Pour le patron du FBI, Apple et Google vont trop loin dans la protection des données

Mickaël Bazoge |

James Comey, le directeur du FBI, nourrit des inquiétudes concernant le renforcement de la sécurité des données confidentielles dans les produits mobiles d'Apple et de Google. « Je crois que personne ne devrait être au-dessus des lois », a t-il expliqué à des journalistes. « Ce qui m'inquiète, c'est le marketing de ces entreprises [Apple et Google] qui dit explicitement que les gens peuvent se placer au-dessus des lois ». Du côté de Cupertino, on a assuré la semaine dernière qu'Apple ne conservait plus les clés de chiffrement pour les terminaux sous iOS 8, ce qui ne lui permet plus de mettre la main sur le contenu des appareils, y compris dans le cadre d'une requête policière (lire : Confidentialité des données : Tim Cook et Apple s'engagent à plus de transparence).

James Comey.

« Il n'est techniquement pas possible pour nous de répondre aux mandats du gouvernement d'extraire les données d'appareils en sa possession, fonctionnant sous iOS 8 », peut-on lire sur le nouveau site consacré à la confidentialité des données. Apple y explique aussi qu'« au contraire de nos concurrents, [nous] ne pouvons contourner votre mot de passe et par conséquent, accéder à vos données ». Cette décision, suivie par Google qui a annoncé qu'Android L allait également chiffrer toutes les données par défaut, a été prise après que la Silicon Valley dans son ensemble ait dénoncé à plusieurs reprises le peu de considération avec laquelle le gouvernement US traitait la confidentialité des utilisateurs de produits mobiles.

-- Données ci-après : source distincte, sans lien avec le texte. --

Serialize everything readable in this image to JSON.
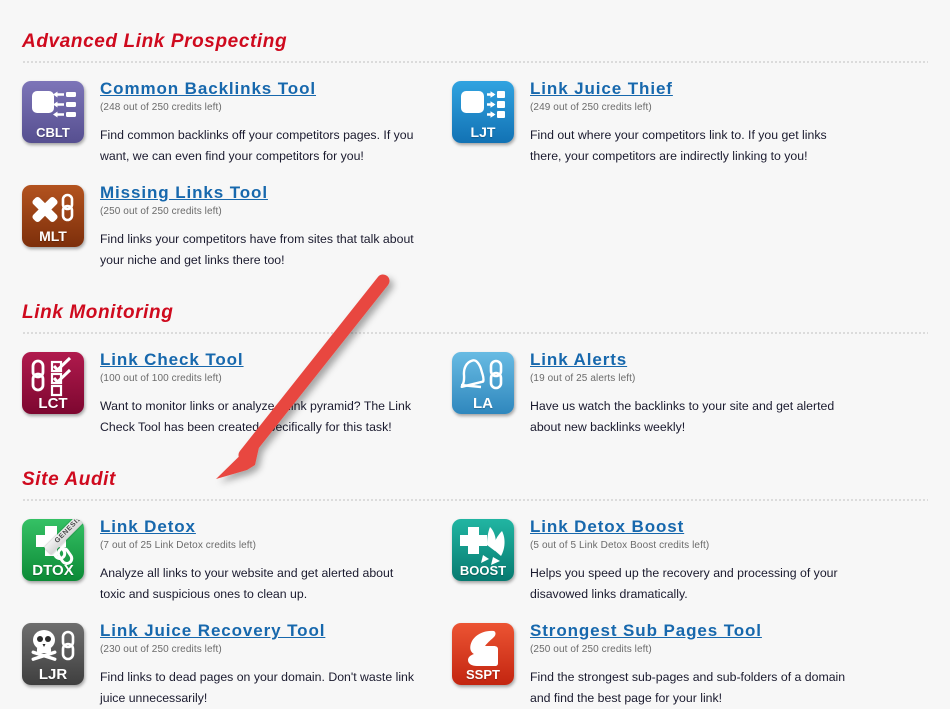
{
  "page": {
    "background_color": "#f7f7f7",
    "section_title_color": "#cf0a1e",
    "link_color": "#1768ad",
    "annotation_arrow_color": "#e8473f"
  },
  "sections": [
    {
      "title": "Advanced Link Prospecting",
      "tools": [
        {
          "name": "Common Backlinks Tool",
          "abbr": "CBLT",
          "icon": "common-backlinks-icon",
          "color": "#6b63a8",
          "credits": "(248 out of 250 credits left)",
          "description": "Find common backlinks off your competitors pages. If you want, we can even find your competitors for you!"
        },
        {
          "name": "Link Juice Thief",
          "abbr": "LJT",
          "icon": "link-juice-thief-icon",
          "color": "#1f8fd4",
          "credits": "(249 out of 250 credits left)",
          "description": "Find out where your competitors link to. If you get links there, your competitors are indirectly linking to you!"
        },
        {
          "name": "Missing Links Tool",
          "abbr": "MLT",
          "icon": "missing-links-icon",
          "color": "#9c3f18",
          "credits": "(250 out of 250 credits left)",
          "description": "Find links your competitors have from sites that talk about your niche and get links there too!"
        }
      ]
    },
    {
      "title": "Link Monitoring",
      "tools": [
        {
          "name": "Link Check Tool",
          "abbr": "LCT",
          "icon": "link-check-icon",
          "color": "#9d1040",
          "credits": "(100 out of 100 credits left)",
          "description": "Want to monitor links or analyze a link pyramid? The Link Check Tool has been created specifically for this task!"
        },
        {
          "name": "Link Alerts",
          "abbr": "LA",
          "icon": "link-alerts-icon",
          "color": "#4ba6d6",
          "credits": "(19 out of 25 alerts left)",
          "description": "Have us watch the backlinks to your site and get alerted about new backlinks weekly!"
        }
      ]
    },
    {
      "title": "Site Audit",
      "tools": [
        {
          "name": "Link Detox",
          "abbr": "DTOX",
          "icon": "link-detox-icon",
          "color": "#17a84a",
          "ribbon": "GENESIS",
          "credits": "(7 out of 25 Link Detox credits left)",
          "description": "Analyze all links to your website and get alerted about toxic and suspicious ones to clean up."
        },
        {
          "name": "Link Detox Boost",
          "abbr": "BOOST",
          "icon": "link-detox-boost-icon",
          "color": "#119b8b",
          "credits": "(5 out of 5 Link Detox Boost credits left)",
          "description": "Helps you speed up the recovery and processing of your disavowed links dramatically."
        },
        {
          "name": "Link Juice Recovery Tool",
          "abbr": "LJR",
          "icon": "link-juice-recovery-icon",
          "color": "#5a5a5a",
          "credits": "(230 out of 250 credits left)",
          "description": "Find links to dead pages on your domain. Don't waste link juice unnecessarily!"
        },
        {
          "name": "Strongest Sub Pages Tool",
          "abbr": "SSPT",
          "icon": "strongest-sub-pages-icon",
          "color": "#e03b22",
          "credits": "(250 out of 250 credits left)",
          "description": "Find the strongest sub-pages and sub-folders of a domain and find the best page for your link!"
        }
      ]
    }
  ]
}
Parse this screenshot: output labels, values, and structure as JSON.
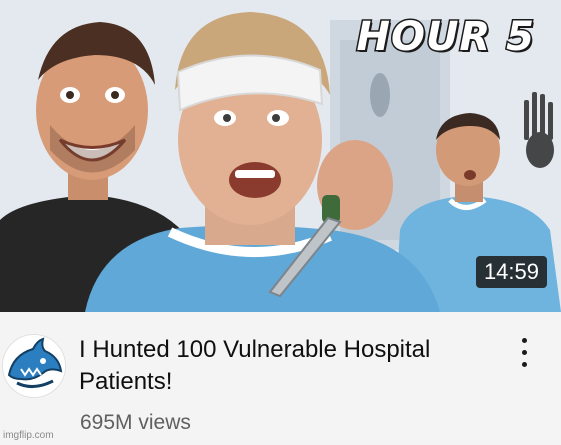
{
  "thumbnail": {
    "overlay_text": "HOUR 5",
    "duration": "14:59"
  },
  "video": {
    "title": "I Hunted 100 Vulnerable Hospital Patients!",
    "views": "695M views"
  },
  "channel": {
    "avatar_icon": "shark-logo-icon"
  },
  "menu": {
    "icon": "more-vertical-icon"
  },
  "watermark": "imgflip.com",
  "colors": {
    "gown": "#5fa8d8",
    "wall": "#dfe6ee",
    "avatar_accent": "#2b7fc0",
    "duration_bg": "#1e1e1e"
  }
}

James Comey comprend ce besoin de respect de la confidentialité, mais il ajoute qu'il peut être vital pour le gouvernement d'accéder au contenu d'un smartphone, en cas d'attaques terroristes ou de kidnapping. « J'apprécie et je crois beaucoup dans le fait que nous devions obtenir un mandat d'un juge indépendant pour accéder au contenu du placard ou du smartphone de quelqu'un. L'idée même que quelqu'un puisse commercialiser un placard qui ne pourrait jamais s'ouvrir — même dans le cas d'un kidnapping d'enfant ou le jugement d'un tribunal — n'a aucun sens pour moi ».

« Le jour viendra », poursuit Comey, « où il sera très très important pour les vies des gens que nous puissons être capable, avec l'autorisation de la justice, d'avoir accès [aux informations contenues dans l'] appareil d'un kidnappeur, d'un terroriste ou d'un criminel ». Le FBI a d'ailleurs discuté du sujet avec Apple et Google, notamment sur le marketing sur la protection des données privées, utilisé par les deux entreprises. Sans les convaincre d'assouplir leur communication, visiblement.

Faut-il voir dans toute cette affaire, et dans les déclarations du patron du FBI, un remake de l'arroseur arrosé ? Les organismes de sécurité américains (le reste du monde n'est pas en reste) ont largement tiré profit jusqu'à maintenant de la relative légèreté des éditeurs de systèmes d'exploitation et des constructeurs d'appareils mobiles. Il a fallu les révélations d'Edward Snowden pour s'apercevoir à quel point il était facile pour la NSA d'exploiter des informations censées être protégées des oreilles indiscrètes. « Dans ce monde post-Snowden, je comprends qu'il y ait un retour de balancier. Ce qui m'inquiète, c'est que le balancier soit allé un peu trop loin dans l'autre sens », s'inquiète Comey.